Des automobilistes faisant la queue aux stations d’essence : la scène frise le ridicule quand l’on sait que le calme règne au Liban alors que le monde arabe, lui, est en ébullition révolutionnaire. Davantage que ridicule, le spectacle est affligeant. Par chance, la “pénurie d’essence” n’a pas duré plus de 48 heures. Mais le seul fait qu’elle survienne témoigne de l’ampleur des dysfonctionnements du système politique libanais.

Obligée de conduire à défaut de transport en commun, la population a été l’otage d’une crise dont l’enjeu était un “cadeau” lui étant destiné. Car la baisse des prix de l’essence dans un contexte de flambée des cours internationaux serait un “cadeau” plutôt qu’une décision politique prise par les représentants du peuple. On oublie au passage que ce sont les citoyens qui le financent en tout cas à travers l’impôt. Et que les droits d’accise sont l’une de ces taxes directes faciles à mettre en œuvre certes, mais inégalitaires par nature.

De communiqués en conférences de presse, la finalité de la dispute entre le ministre sortant de l’Énergie, d’un côté, et sa collègue des Finances, de l’autre, a paru très claire : qui pourra revendiquer la paternité de ce “cadeau”. On a même pensé attendre un moment la formation du gouvernement, afin que son premier acte soit ce fameux “cadeau”, mais la longueur du processus de composition du futur cabinet a eu raison d’un tel scénario.

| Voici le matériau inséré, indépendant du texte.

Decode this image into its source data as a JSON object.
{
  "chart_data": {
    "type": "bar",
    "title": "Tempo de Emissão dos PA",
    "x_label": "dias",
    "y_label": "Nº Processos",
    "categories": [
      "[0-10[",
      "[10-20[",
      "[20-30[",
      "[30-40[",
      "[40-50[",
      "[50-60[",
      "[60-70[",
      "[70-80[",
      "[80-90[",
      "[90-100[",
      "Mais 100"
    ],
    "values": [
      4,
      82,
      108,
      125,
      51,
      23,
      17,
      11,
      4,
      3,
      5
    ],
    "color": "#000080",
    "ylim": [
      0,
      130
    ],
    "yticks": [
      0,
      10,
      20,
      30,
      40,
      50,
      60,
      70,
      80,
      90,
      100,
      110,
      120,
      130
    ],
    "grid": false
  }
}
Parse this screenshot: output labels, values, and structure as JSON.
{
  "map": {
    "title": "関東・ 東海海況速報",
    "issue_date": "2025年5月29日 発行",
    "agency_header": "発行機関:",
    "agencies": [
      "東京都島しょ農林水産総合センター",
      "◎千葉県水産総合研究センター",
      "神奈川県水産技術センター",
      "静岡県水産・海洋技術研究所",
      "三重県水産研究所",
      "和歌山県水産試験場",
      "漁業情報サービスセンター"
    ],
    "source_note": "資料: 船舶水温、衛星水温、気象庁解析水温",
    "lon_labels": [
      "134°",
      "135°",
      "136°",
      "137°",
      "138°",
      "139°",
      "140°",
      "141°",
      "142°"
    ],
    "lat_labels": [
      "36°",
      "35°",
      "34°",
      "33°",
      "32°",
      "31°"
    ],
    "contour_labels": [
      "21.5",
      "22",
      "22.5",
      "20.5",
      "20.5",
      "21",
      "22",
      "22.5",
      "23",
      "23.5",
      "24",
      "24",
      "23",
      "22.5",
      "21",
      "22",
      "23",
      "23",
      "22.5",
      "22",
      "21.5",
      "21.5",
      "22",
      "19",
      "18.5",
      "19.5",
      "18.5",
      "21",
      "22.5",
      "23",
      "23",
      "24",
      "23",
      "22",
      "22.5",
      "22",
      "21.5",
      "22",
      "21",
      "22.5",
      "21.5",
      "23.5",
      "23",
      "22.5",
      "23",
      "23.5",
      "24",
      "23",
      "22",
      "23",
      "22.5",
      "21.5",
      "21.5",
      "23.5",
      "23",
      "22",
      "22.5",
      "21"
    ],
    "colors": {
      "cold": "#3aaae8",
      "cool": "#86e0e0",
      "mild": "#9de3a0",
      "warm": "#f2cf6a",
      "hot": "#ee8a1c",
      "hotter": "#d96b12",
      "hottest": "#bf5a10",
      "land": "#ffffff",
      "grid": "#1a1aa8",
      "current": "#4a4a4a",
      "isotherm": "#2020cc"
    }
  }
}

Pourquoi en est-on arrivé là devrait être l’unique préoccupation des électeurs et de la classe politique. Car les dossiers en souffrance semblables à celui de l’essence sont légion. Et l’incapacité du système de gouvernement à la libanaise de régler des problèmes majeurs est un problème en soi.

À défaut de pouvoir faire tomber un “régime”, les Libanais se mobiliseront-ils malgré tout un jour pour que leurs aspirations et leurs besoins de première nécessité (eau, électricité, transport, logement, etc.) soient pris en compte ? Pour que ces questions ne soient pas considérées comme des “détails” dans un bras de fer aux enjeux supérieurs, mais bien le cœur de leurs préoccupations.